Image Pre-Processing

Image Pre-Processing is a critical step in optimising document processing workflows, especially when dealing with scanned or uploaded documents. This support document aims to provide an understanding of Image Quality, Orientation Correction and OCR on Digital Documents emphasising how these factors impact document quality, storage, and processing.

Image Quality and DPI: A Brief Overview

Dots Per Inch (DPI) refers to the density of dots in a printed image, representing the image's resolution or quality. A higher DPI value indicates a greater number of dots per inch, resulting in finer detail and better image quality. In the context of document processing, the DPI value significantly influences the clarity and readability of scanned or uploaded documents.

Importance of Image Quality in Document Processing
In the realm of document processing, image quality plays a pivotal role in accurate data extraction and overall workflow efficiency. High-quality images with higher DPI values provide several advantages:

Improved Optical Character Recognition (OCR): Higher DPI images enhance OCR accuracy by capturing finer text details, ensuring more accurate data extraction.
Enhanced Data Extraction: Images with superior quality lead to better recognition of handwriting, signatures, and intricate details, improving data extraction precision.
Reduced Error Rates: Clearer images reduce the likelihood of misinterpretation or incorrect data extraction, ultimately minimizing processing errors.
Enhanced Archiving: High-quality images contribute to better archival and compliance practices, preserving documents in their truest form.

Orientation Correction: Simplifying Document Alignment

Orientation Correction is a feature designed to automatically adjust the orientation of uploaded documents.

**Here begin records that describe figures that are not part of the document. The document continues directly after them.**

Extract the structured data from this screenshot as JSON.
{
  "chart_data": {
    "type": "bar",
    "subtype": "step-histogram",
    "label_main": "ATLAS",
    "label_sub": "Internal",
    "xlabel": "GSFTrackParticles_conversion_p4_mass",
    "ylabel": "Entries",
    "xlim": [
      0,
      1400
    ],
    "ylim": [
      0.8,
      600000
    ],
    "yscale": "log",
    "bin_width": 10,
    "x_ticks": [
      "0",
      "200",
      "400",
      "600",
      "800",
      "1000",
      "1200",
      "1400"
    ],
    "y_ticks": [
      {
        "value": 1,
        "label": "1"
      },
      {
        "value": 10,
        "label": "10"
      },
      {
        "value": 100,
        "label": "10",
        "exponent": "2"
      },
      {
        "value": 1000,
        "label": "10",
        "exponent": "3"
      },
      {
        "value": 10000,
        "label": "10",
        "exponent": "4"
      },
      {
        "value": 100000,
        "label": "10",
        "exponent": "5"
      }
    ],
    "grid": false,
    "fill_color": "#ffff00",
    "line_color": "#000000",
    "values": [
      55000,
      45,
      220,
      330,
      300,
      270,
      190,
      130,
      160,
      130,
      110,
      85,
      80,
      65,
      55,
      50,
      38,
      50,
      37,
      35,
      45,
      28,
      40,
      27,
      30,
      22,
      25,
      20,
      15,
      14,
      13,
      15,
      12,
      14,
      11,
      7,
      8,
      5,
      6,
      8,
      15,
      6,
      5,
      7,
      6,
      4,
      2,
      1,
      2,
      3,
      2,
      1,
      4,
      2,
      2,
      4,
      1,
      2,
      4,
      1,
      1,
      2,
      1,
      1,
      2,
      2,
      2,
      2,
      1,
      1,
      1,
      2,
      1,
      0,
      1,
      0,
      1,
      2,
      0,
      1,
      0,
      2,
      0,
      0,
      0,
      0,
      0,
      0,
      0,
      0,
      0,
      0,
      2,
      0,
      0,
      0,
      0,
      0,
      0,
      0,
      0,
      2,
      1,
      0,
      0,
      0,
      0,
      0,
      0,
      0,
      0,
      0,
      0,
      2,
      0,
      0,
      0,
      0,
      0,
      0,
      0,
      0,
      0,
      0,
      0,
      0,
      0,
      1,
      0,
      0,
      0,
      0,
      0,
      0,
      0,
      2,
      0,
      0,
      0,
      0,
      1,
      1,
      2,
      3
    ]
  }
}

Manual adjustments to document orientation can be time-consuming and prone to errors. With Orientation Correction, the need for manual orientation adjustments is eliminated. This feature ensures that documents are correctly aligned for accurate data extraction, optimising the entire processing workflow.

OCR on Digital Documents: Extracting Text from Images

OCR on Digital Documents is a powerful tool that offers two capabilities:

Extracting Text from Logos and Image Blocks: This feature enables the extraction of text content from logos, headers, and image blocks present in digital documents. By capturing textual information from these graphical elements, you can enhance the accuracy and completeness of data extraction.
Complete OCR on Digital Documents: Perform a comprehensive OCR on the entire digital document, converting images with embedded text into machine-readable text. This process improves text searchability, facilitates data extraction, and enhances overall document usability.

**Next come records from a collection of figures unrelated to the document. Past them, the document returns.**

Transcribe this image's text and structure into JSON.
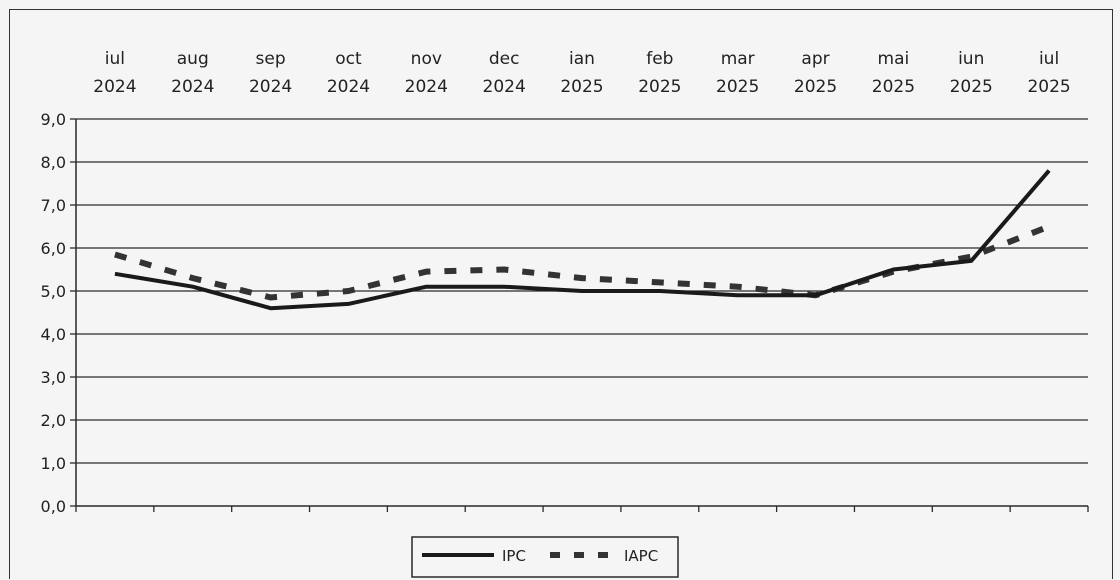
{
  "chart_data": {
    "type": "line",
    "categories": [
      [
        "iul",
        "2024"
      ],
      [
        "aug",
        "2024"
      ],
      [
        "sep",
        "2024"
      ],
      [
        "oct",
        "2024"
      ],
      [
        "nov",
        "2024"
      ],
      [
        "dec",
        "2024"
      ],
      [
        "ian",
        "2025"
      ],
      [
        "feb",
        "2025"
      ],
      [
        "mar",
        "2025"
      ],
      [
        "apr",
        "2025"
      ],
      [
        "mai",
        "2025"
      ],
      [
        "iun",
        "2025"
      ],
      [
        "iul",
        "2025"
      ]
    ],
    "yticks": [
      "0,0",
      "1,0",
      "2,0",
      "3,0",
      "4,0",
      "5,0",
      "6,0",
      "7,0",
      "8,0",
      "9,0"
    ],
    "ylim": [
      0,
      9
    ],
    "grid": true,
    "legend_position": "bottom-center",
    "series": [
      {
        "name": "IPC",
        "style": "solid",
        "color": "#1a1a1a",
        "values": [
          5.4,
          5.1,
          4.6,
          4.7,
          5.1,
          5.1,
          5.0,
          5.0,
          4.9,
          4.9,
          5.5,
          5.7,
          7.8
        ]
      },
      {
        "name": "IAPC",
        "style": "dashed",
        "color": "#333333",
        "values": [
          5.85,
          5.3,
          4.85,
          5.0,
          5.45,
          5.5,
          5.3,
          5.2,
          5.1,
          4.9,
          5.45,
          5.8,
          6.5
        ]
      }
    ]
  }
}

How to Configure Image Pre-Processing

Step 1: Access Document Types Page

Start by navigating to the "Document Types" page in your application. Use the search function to locate the desired document type for which you want to adjust image quality.

Step 2: Access Document Type Settings

Click on the settings icon associated with the target document type to access its settings.

Step 3: Pre-Processing Section

Within the document type settings, locate the "Pre-Processing" section.

Step 4: Image Pre-Processing: Image Quality for Storage (dpi)

In the "Image Pre-Processing" subsection, you'll find the "Image Quality for Storage (dpi)" option. By default, this value is set to 200 dpi. You can adjust this value according to your preferences. Higher dpi values result in higher image quality.

Step 5: Image Pre-Processing: Orientation Correction

Under "Image Pre-Processing," you'll also find "Orientation Correction." This feature is enabled by default, meaning that uploaded documents' orientations will be automatically adjusted. This eliminates the need for manual orientation adjustments. If you prefer manual control, you can disable this option.

Step 6: Image Pre-Processing: OCR on Digital Documents

In the same "Image Pre-Processing" section, locate the "OCR on Digital Documents" option. Click on the dropdown button to reveal available options:
1. Logos and Image Block: Selecting this option enables text extraction from logos and image blocks on digital documents.
2. Complete OCR: This option allows comprehensive text extraction from the entirety of digital documents.
3. None: Choosing this option disables text extraction from logos and images on digital documents.

Congratulations, you've successfully configured image pre-processing settings to optimise data extraction within the chosen document type!